Avrebbe dovuto tornare a New York dal suo traduttore e chiedergli altri servigi. A questo sarebbero serviti parte dei 72 dollari del maestro e gli sembrò cosa ben strana che l’architetto avesse previsto. Sia il suo dissesto finanziario, sia la sua esigenza di farsi tradurre altro. Sentì, per l’ennesima volta in quelle ore, che Gaudì lo aveva ascoltato profondamente e non solo. Aveva letto in lui molte più cose di quelle che Howard stesso, avesse potuto raccontargli in quella breve passeggiata fino all’albergo.
Si disse, con una punta di compiacimento, che tutto questo capire non era un caso, ma il frutto semplice e immediato dell’intelligenza di un uomo che era sempre, perennemente, un passo avanti agli altri. Si sentì onorato di aver suscitato l’interesse di un tale personaggio, prima di tornare al motivo del suo incontro parigino con Gaudì.

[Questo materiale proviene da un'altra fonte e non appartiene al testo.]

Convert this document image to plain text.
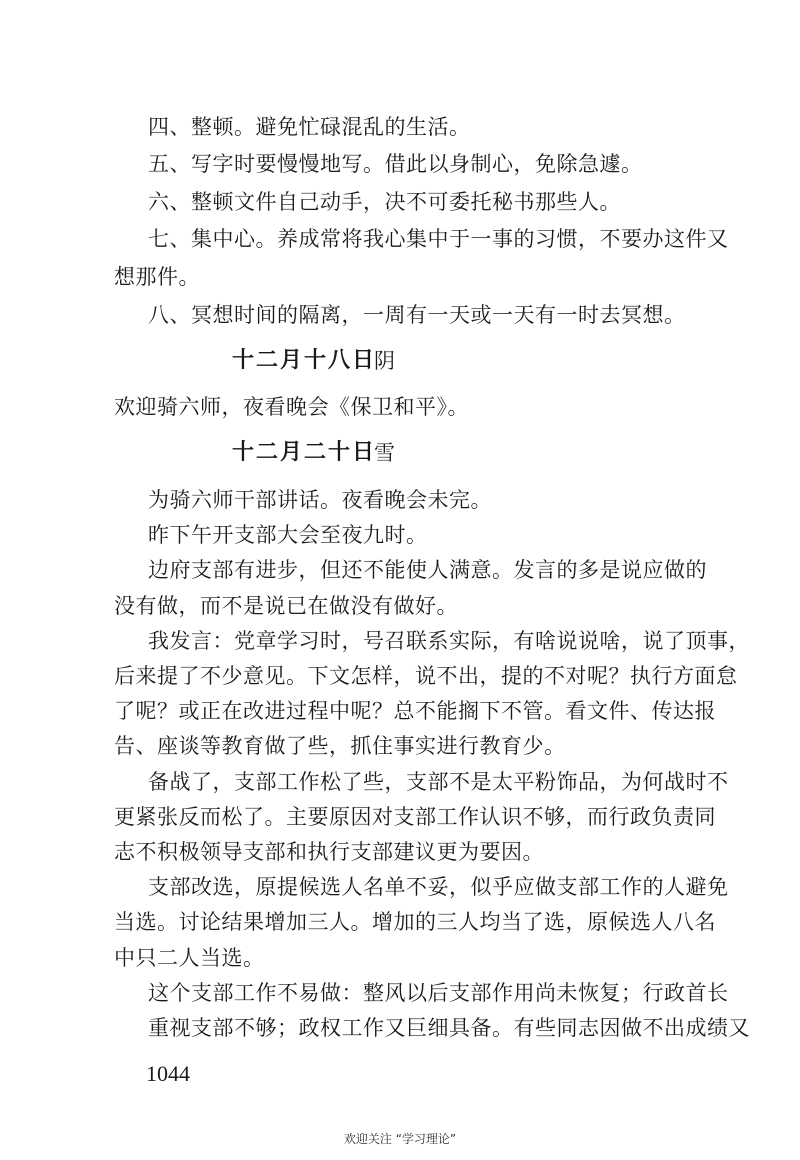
四、整顿。避免忙碌混乱的生活。
五、写字时要慢慢地写。借此以身制心，免除急遽。
六、整顿文件自己动手，决不可委托秘书那些人。
七、集中心。养成常将我心集中于一事的习惯，不要办这件又
想那件。
八、冥想时间的隔离，一周有一天或一天有一时去冥想。
十二月十八日
阴
欢迎骑六师，夜看晚会《保卫和平》。
十二月二十日
雪
为骑六师干部讲话。夜看晚会未完。
昨下午开支部大会至夜九时。
边府支部有进步，但还不能使人满意。发言的多是说应做的
没有做，而不是说已在做没有做好。
我发言：党章学习时，号召联系实际，有啥说说啥，说了顶事，
后来提了不少意见。下文怎样，说不出，提的不对呢？执行方面怠
了呢？或正在改进过程中呢？总不能搁下不管。看文件、传达报
告、座谈等教育做了些，抓住事实进行教育少。
备战了，支部工作松了些，支部不是太平粉饰品，为何战时不
更紧张反而松了。主要原因对支部工作认识不够，而行政负责同
志不积极领导支部和执行支部建议更为要因。
支部改选，原提候选人名单不妥，似乎应做支部工作的人避免
当选。讨论结果增加三人。增加的三人均当了选，原候选人八名
中只二人当选。
这个支部工作不易做：整风以后支部作用尚未恢复；行政首长
重视支部不够；政权工作又巨细具备。有些同志因做不出成绩又
1044
欢迎关注 “学习理论”
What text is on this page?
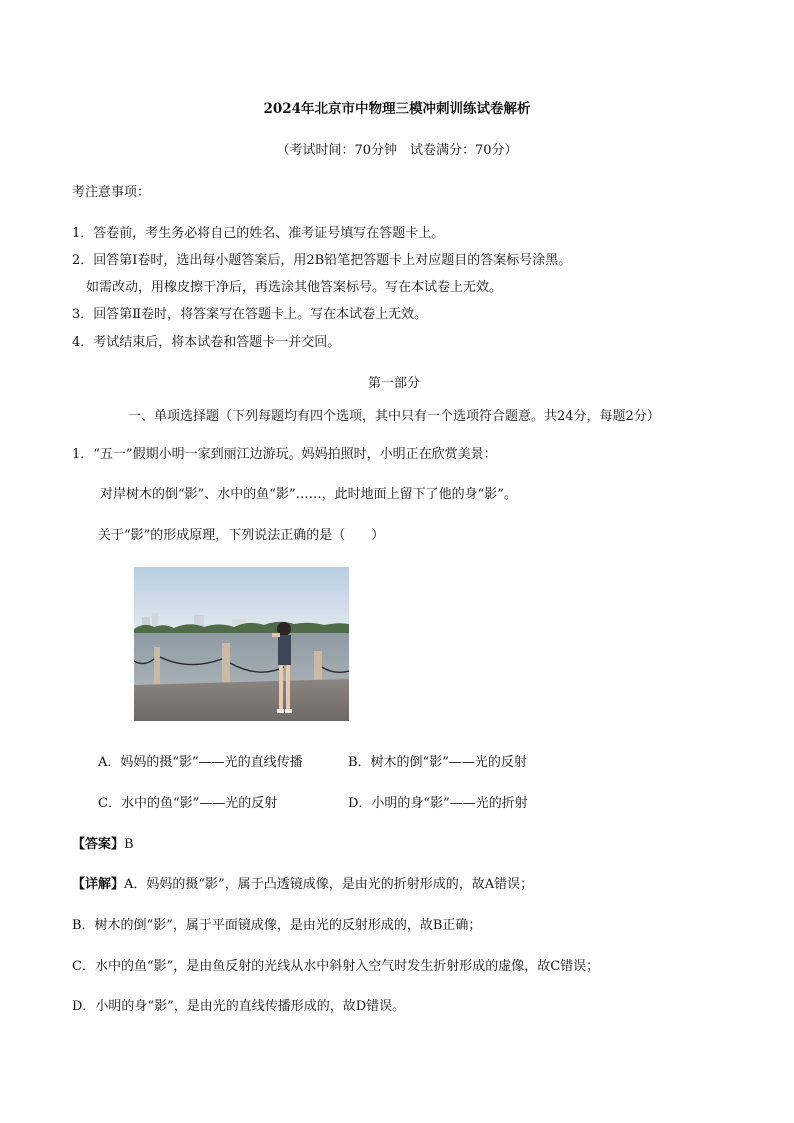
2024年北京市中物理三模冲刺训练试卷解析
（考试时间：70分钟　试卷满分：70分）
考注意事项：
1．答卷前，考生务必将自己的姓名、准考证号填写在答题卡上。
2．回答第Ⅰ卷时，选出每小题答案后，用2B铅笔把答题卡上对应题目的答案标号涂黑。
如需改动，用橡皮擦干净后，再选涂其他答案标号。写在本试卷上无效。
3．回答第Ⅱ卷时，将答案写在答题卡上。写在本试卷上无效。
4．考试结束后，将本试卷和答题卡一并交回。
第一部分
一、单项选择题（下列每题均有四个选项，其中只有一个选项符合题意。共24分，每题2分）
1．“五一”假期小明一家到丽江边游玩。妈妈拍照时，小明正在欣赏美景：
对岸树木的倒“影”、水中的鱼“影”……，此时地面上留下了他的身“影”。
关于“影”的形成原理，下列说法正确的是（　　）
A．妈妈的摄“影”——光的直线传播	B．树木的倒“影”——光的反射
C．水中的鱼“影”——光的反射	D．小明的身“影”——光的折射
【答案】B
【详解】A．妈妈的摄“影”，属于凸透镜成像，是由光的折射形成的，故A错误；
B．树木的倒“影”，属于平面镜成像，是由光的反射形成的，故B正确；
C．水中的鱼“影”，是由鱼反射的光线从水中斜射入空气时发生折射形成的虚像，故C错误；
D．小明的身“影”，是由光的直线传播形成的，故D错误。
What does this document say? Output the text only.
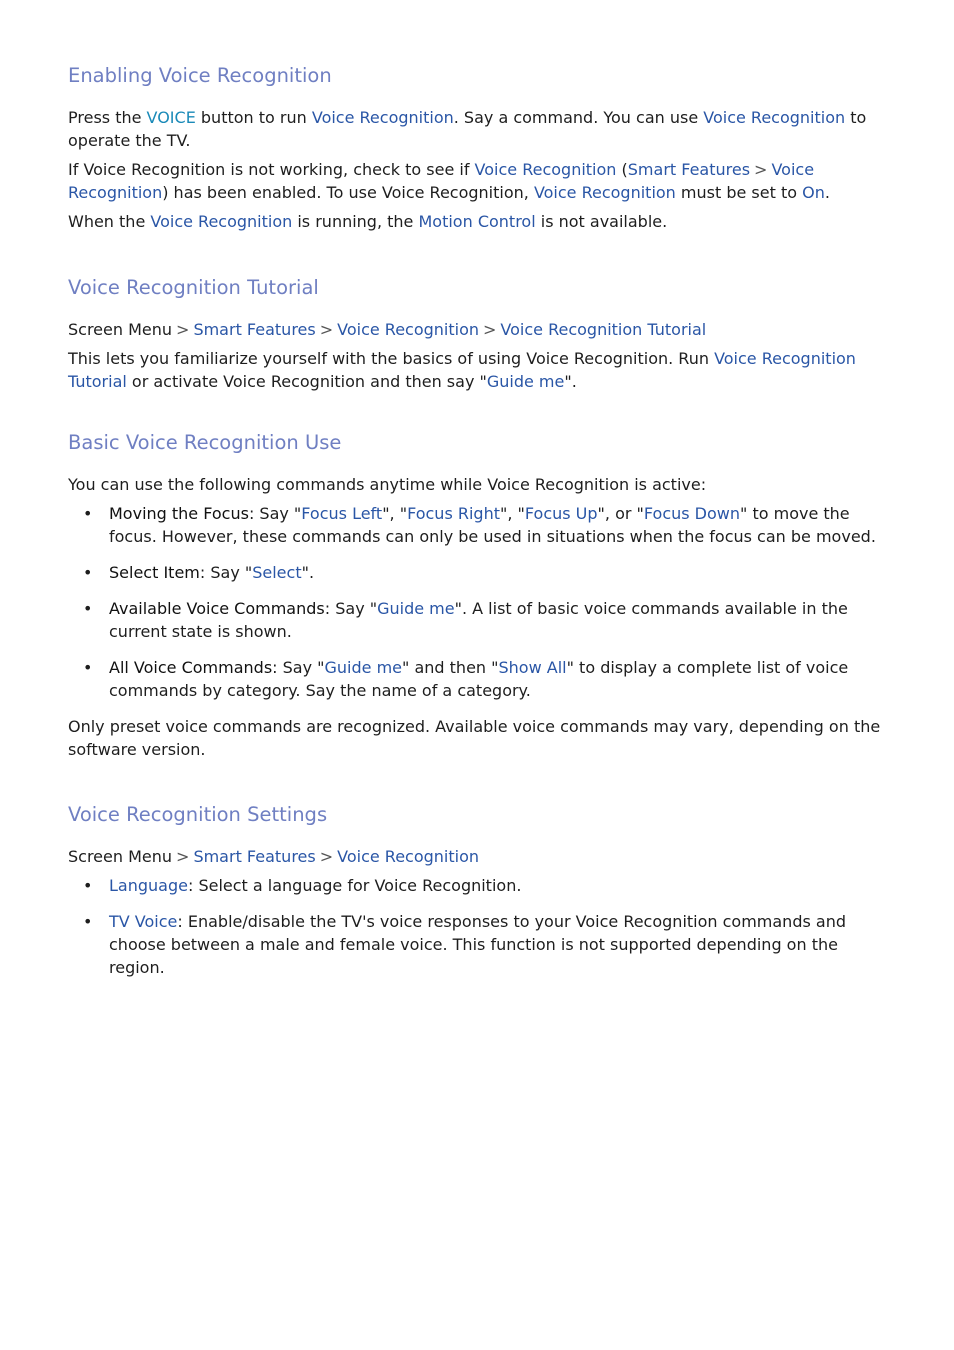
Enabling Voice Recognition

Press the VOICE button to run Voice Recognition. Say a command. You can use Voice Recognition to operate the TV.

If Voice Recognition is not working, check to see if Voice Recognition (Smart Features > Voice Recognition) has been enabled. To use Voice Recognition, Voice Recognition must be set to On.

When the Voice Recognition is running, the Motion Control is not available.

Voice Recognition Tutorial

Screen Menu > Smart Features > Voice Recognition > Voice Recognition Tutorial

This lets you familiarize yourself with the basics of using Voice Recognition. Run Voice Recognition Tutorial or activate Voice Recognition and then say "Guide me".

Basic Voice Recognition Use

You can use the following commands anytime while Voice Recognition is active:

• Moving the Focus: Say "Focus Left", "Focus Right", "Focus Up", or "Focus Down" to move the focus. However, these commands can only be used in situations when the focus can be moved.
• Select Item: Say "Select".
• Available Voice Commands: Say "Guide me". A list of basic voice commands available in the current state is shown.
• All Voice Commands: Say "Guide me" and then "Show All" to display a complete list of voice commands by category. Say the name of a category.

Only preset voice commands are recognized. Available voice commands may vary, depending on the software version.

Voice Recognition Settings

Screen Menu > Smart Features > Voice Recognition

• Language: Select a language for Voice Recognition.
• TV Voice: Enable/disable the TV's voice responses to your Voice Recognition commands and choose between a male and female voice. This function is not supported depending on the region.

Howard rilesse più volte la lettera di Antoni e colse il senso più profondo della sua scelta di avocarlo a sé. Non fu per le analogie fra la sua descrizione e l’inquietante splendore di Casa Milà, non fu per la sua “parola d’onore” e nemmeno per il suo talento, che pure Antoni aveva tacitamente riconosciuto fra le righe e nemmanco per quei “gufi” sui tetti di Milà.
Fu per il credere che un plagio della casualità potesse esistere. “Forse Antoni – ammise Lovecraft sotto il bersò delle sue zie – è stato egli stesso vittima di episodio così. Forse conosce la mia frustrazione. Forse ne è, o ne è stato egli stesso vittima…”.
Riguardo ai progetti che “l’architetto di Dio” potesse avere per lui, alla collaborazione che gli sarebbe stata richiesta, Howard ne intuiva a spanne la logistica, ma davvero non ne conosceva l’oggetto. Sapeva che gli sarebbe stato chiesto di scrivere, di descrivere, di immaginare, di vaneggiare forse. Ma non sapeva “cosa” o “per cosa”.
Di Antoni Gaudì conosceva Casa Milà, la “sua” casa, ma non conosceva altro delle sue opere passate e presenti. Scoprì, intimamente, che quell’ignoranza era stata il frutto di una scelta precisa, come un rito scaramantico, inevitabile per chi sogna di poter agire e concepire insieme a una tale personalità, partendo a sua volta da una mente votata al sogno, al piegare l’immaginazione.
Sapeva che i canoni di Antoni erano ispirati a Dio e a lui indirizzati.
Ma non sapeva quanto, questa dedizione, si fosse spinta verso ardite dimensioni.